Innovators, Changemakers and Arc Benders: Community-Based Participatory Research
- 5 min. read ▪ Published
The UC Berkeley School of Public Health has always been ahead of the curve. A school that has long stood for social justice and innovation, Berkeley Public Health researchers have been on the forefront of research that has changed the field. Our 2022 Dean’s Speakers Series, Innovators, Changemakers and Arc-Benders, happening monthly through May, spotlights the School’s most illustrious faculty, alumni, and friends whose work has transformed the fields of medicine and public health.
On January 27, the inaugural event in the series featured a lineup of experts who originated—and refined—Community-Based Participatory Research (CBPR), a research approach steeped in social justice that equitably involves community members, organizations, and researchers.
“It’s the idea that when we do research in a community, we do it with the community and not on the community,” said Dean Michael C. Lu in his introductory statements. After years of researchers “parachuting” into communities to get the research they needed and then leaving them no better off than before, “CBPR transformed how medical and public health research is designed, conducted, and funded.”
Berkeley Public Health was privileged to host Dr. Bonnie Duran, DrPH ’97, MPH ’89, professor in the schools of Social Work and Public Health at the University of Washington; Dr. Lawrence Green, DrPH ’68, MPH ’66, professor emeritus of Epidemiology & Biostatistics at UCSF; Ella Greene-Moton, of Community Based Organization Partners, Flint, Michigan; Dr. Meredith Minkler, DrPH ’75, MPH ’70, professor emerita, Health and Social Behavior, Berkeley Public Health; Dr. Emily J. Ozer, professor, Community Health Sciences, Berkeley Public Health; and Dr. Nina Wallerstein, director of the Center for Participatory Research at the University of New Mexico.
Dean Lu kicked off the program by explaining why the series includes the phrase “arc benders.” “Martin Luther King, Jr., said, the arc of the moral universe is long, but it bends towards justice.
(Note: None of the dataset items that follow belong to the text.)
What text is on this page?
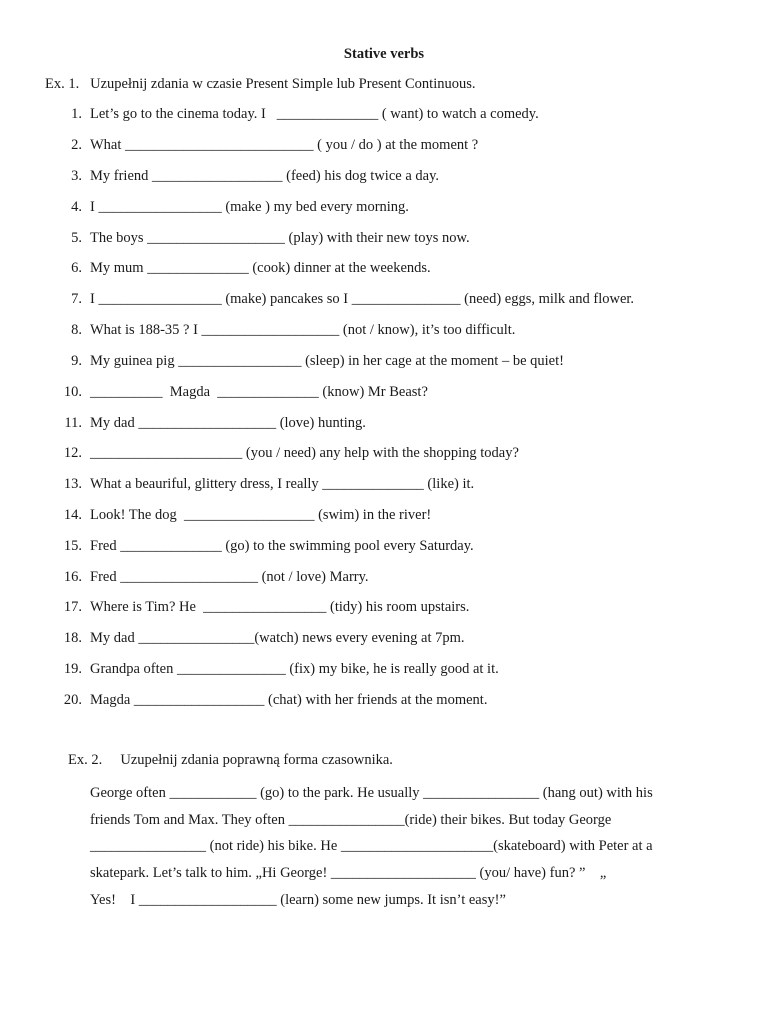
Stative verbs
Ex. 1.   Uzupełnij zdania w czasie Present Simple lub Present Continuous.
1. Let’s go to the cinema today. I   ______________ ( want) to watch a comedy.
2. What __________________________ ( you / do ) at the moment ?
3. My friend __________________ (feed) his dog twice a day.
4. I _________________ (make ) my bed every morning.
5. The boys ___________________ (play) with their new toys now.
6. My mum ______________ (cook) dinner at the weekends.
7. I _________________ (make) pancakes so I _______________ (need) eggs, milk and flower.
8. What is 188-35 ? I ___________________ (not / know), it’s too difficult.
9. My guinea pig _________________ (sleep) in her cage at the moment – be quiet!
10. __________  Magda  ______________ (know) Mr Beast?
11. My dad ___________________ (love) hunting.
12. _____________________ (you / need) any help with the shopping today?
13. What a beauriful, glittery dress, I really ______________ (like) it.
14. Look! The dog  __________________ (swim) in the river!
15. Fred ______________ (go) to the swimming pool every Saturday.
16. Fred ___________________ (not / love) Marry.
17. Where is Tim? He  _________________ (tidy) his room upstairs.
18. My dad ________________(watch) news every evening at 7pm.
19. Grandpa often _______________ (fix) my bike, he is really good at it.
20. Magda __________________ (chat) with her friends at the moment.
Ex. 2.     Uzupełnij zdania poprawną forma czasownika.
George often ____________ (go) to the park. He usually ________________ (hang out) with his
friends Tom and Max. They often ________________(ride) their bikes. But today George
________________ (not ride) his bike. He _____________________(skateboard) with Peter at a
skatepark. Let’s talk to him. „Hi George! ____________________ (you/ have) fun? ”    „
Yes!    I ___________________ (learn) some new jumps. It isn’t easy!”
The problem is, that arc can’t bend by itself,” said Dean Lu, adding that all six panelists are arc-benders who’ve spent their life bending that arc toward justice; and that part of that has been their roles in bringing the practice of CBPR to the mainstream.
The conversation circled around what CBPR should be and how to navigate challenges in the field, such as providing equitable access to COVID-19 resources and how to use funding to help communities work on their own public health concerns and objectives.
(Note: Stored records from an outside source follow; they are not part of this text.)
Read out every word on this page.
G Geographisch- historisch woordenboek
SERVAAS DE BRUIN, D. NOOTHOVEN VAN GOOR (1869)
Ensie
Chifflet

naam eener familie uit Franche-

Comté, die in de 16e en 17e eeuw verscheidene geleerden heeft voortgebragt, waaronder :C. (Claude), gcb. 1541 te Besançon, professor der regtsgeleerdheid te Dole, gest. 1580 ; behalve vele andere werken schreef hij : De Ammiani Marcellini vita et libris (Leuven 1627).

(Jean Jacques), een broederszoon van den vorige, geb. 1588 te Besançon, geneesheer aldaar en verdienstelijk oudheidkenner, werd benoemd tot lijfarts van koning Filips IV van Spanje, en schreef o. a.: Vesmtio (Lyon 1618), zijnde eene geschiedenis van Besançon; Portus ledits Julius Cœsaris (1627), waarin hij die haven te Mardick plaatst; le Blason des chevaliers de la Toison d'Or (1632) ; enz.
“It’s important for research universities like Berkeley, to recognize that the value of research beyond the contribution to the literature and our evaluation systems also recognize and value the public impact contribution that we make, and also understand what it takes to do this kind of partner research, how that partnership strengthens the excellence of the research,” said Dr. Ozer.
“It’s not a trade off between excellence and participation, but that we have better, more valid research and more impactful research because of that intentional, committed work that we’re doing,” she continued.
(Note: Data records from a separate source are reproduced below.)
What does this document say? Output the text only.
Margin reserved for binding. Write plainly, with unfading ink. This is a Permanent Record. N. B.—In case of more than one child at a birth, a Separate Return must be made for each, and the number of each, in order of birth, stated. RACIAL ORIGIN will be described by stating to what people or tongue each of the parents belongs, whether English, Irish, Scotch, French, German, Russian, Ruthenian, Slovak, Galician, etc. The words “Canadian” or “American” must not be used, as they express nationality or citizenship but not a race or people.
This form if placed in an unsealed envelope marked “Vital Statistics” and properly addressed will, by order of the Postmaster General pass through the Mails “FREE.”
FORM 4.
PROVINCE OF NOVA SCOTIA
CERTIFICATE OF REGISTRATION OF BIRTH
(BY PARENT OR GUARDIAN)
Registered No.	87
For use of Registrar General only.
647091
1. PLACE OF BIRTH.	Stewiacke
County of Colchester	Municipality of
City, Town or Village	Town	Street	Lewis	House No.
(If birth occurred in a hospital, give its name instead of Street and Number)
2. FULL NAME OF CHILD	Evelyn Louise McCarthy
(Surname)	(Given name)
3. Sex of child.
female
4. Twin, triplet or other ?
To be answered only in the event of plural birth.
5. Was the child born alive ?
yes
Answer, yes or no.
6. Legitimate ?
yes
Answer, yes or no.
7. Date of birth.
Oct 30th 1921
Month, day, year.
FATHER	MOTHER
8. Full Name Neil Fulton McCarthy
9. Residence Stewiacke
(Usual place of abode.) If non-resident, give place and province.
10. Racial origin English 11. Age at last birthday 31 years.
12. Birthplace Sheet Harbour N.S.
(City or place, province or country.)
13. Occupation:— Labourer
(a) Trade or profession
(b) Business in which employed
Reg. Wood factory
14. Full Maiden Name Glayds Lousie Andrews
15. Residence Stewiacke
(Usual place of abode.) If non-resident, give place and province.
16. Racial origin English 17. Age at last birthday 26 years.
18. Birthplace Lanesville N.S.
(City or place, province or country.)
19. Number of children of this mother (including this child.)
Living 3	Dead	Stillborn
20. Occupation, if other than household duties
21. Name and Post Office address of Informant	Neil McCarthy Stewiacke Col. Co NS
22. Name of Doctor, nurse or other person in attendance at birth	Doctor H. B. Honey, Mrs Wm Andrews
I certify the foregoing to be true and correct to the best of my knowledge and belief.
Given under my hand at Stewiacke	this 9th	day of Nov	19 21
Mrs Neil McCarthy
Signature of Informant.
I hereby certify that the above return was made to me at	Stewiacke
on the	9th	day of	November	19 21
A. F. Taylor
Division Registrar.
Dr. Minkler pointed out that as CBPR has matured, researchers have leaned into “cultural humility.”
“What’s new is the attitude of researchers, which in turn, determines for whom and by whom the research is conceptualized and conducted,” said Dr. Minkler. “It begins with a topic of importance to the community, with the aim of combining knowledge and action for social change, to improve community health, and eliminate health disparities … and I would only add to that today also, in keeping with the much more serious efforts to finally address racism in all its forms, we need to articulate that CBPR should always be conducted with cultural humility and using the lenses of antiracism and equity throughout the world.”
Panelists looked forward, imagining what power communities could have over their members’ health if they could take control of their own health outcomes.
“CBPR allows the space for people to understand what’s happening to them from their direct experience, instead of looking at a social epidemiology paper or the DSM five or something like that,” said Dr. Duran, who predominantly works with Native American populations, “It allows space for people to come up with their own theories of etiology, and what interventions would be useful for them, and to have it be much more meaningful and self directed.”
Greene-Moton, who is a CBPR community practitioner, saw potential in the ways CBPR can help researchers examine structural inequities more closely. “We would be in a position to really look at institutional racism, look at structural racism, and start to identify what those systems are, identify where those areas are, and start to peel back the layers and figure out what we need to dismantle it,” she said. “For me, it’s recognizing that it isn’t just one thing we can point to, but to understand how interconnected it is to other things that happen in a community.”